Re: AMP en psychiatrie ?

Message non lu par mandelkorn » 18 mars 2010 11:31

Aujourd'hui, alors que le Service National a été aboli, et que la date de l'audience est de plus en plus proche (1er avril), la situation n'a pas changé : j'étais un jeune homme qui a du rejoindre ma caserne dès octobre 1973 au détriment de ma situation professionnelle et familiale, pour passer douze mois à faire des besognes depuis longtemps inutiles.
Pas plus je n'ai eu d'appels désespérés, alors pourquoi me suis-je retrouvé en psychiatrie, internement qu'on relève dans la majorité des cas pour situation souvent graves.
Je me suis retrouvé devant un tribunal non pas parce que parce que je n'ai pas voulu me soumettre à un Service National entre nous obsolète qui apporte beaucoup moins à la Nation ou à une activité et dans certains cas empêche une insertion professionnelle.

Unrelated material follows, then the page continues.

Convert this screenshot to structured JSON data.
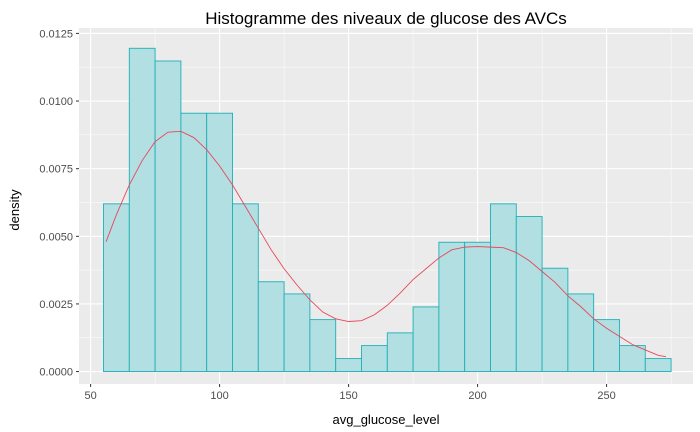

Rien qu'en ce début d'incorporation militaire (1973) l'ai eu une fracture.. Alors que pour d'autres, qui ne se sont pas présentés à leur caserne, set qui ont été tout simplement réformés, j'ai été redirigé à l'issue de ma période de rééducation sur une autre caserne, ce qui permet aux états-majors de maintenir un taux d'insoumission artificiellement bas. En procédant ainsi, ils évitent de révéler l'ampleur du malaise qui existe. J'étais avec un diplômé, et j'étais aussi l'instrument de « défense » d'une nation qui se moquait de moi.
Le problème demeure entier et le Gouvernement actuel reste sourd à mes revendications pourtant fort légitimes. Il aurait fallu rétablir l'égalité de mon passage envers le Service National et faire cesser les injustices que j'ai subis.
La Cour est loin de prendre les décisions qui s'imposent.

Comme beaucoup d'appelés, je précise que j'ai constaté plus de délinquance durant l'armée, je pense que beaucoup rentre dans le droit chemin après une année de service militaire que le contraire. mais je ne peux que mettre en doute la réalité de la situation psychologique et psychiatrique telle qu'elle m'a été décrite


Après quelques points de procédure, je précise que : « Nous sommes dans une armée de métier réelle... il est invraisemblable de vouloir m'astreindre à un passif psychiatrique. J'ai été victime de l'acharnement d'un médecin militaire, pourtant je n'étais pas connu comme rebelle. « J'étais capable de m'astreindre à la discipline militaire..
Plutôt que d'adopter une attitude violente contre d'autres, j'ai toujours préféré le calme et l'apaisement.
Je conclus en appelant les problèmes de procédures pouvant donner lieu à cette non recevabilité, et précise que tout semble rejeté. La Cour n'a pas perçu que le "trouble à l'ordre public est intervenu quand on m'a demandé de consulter.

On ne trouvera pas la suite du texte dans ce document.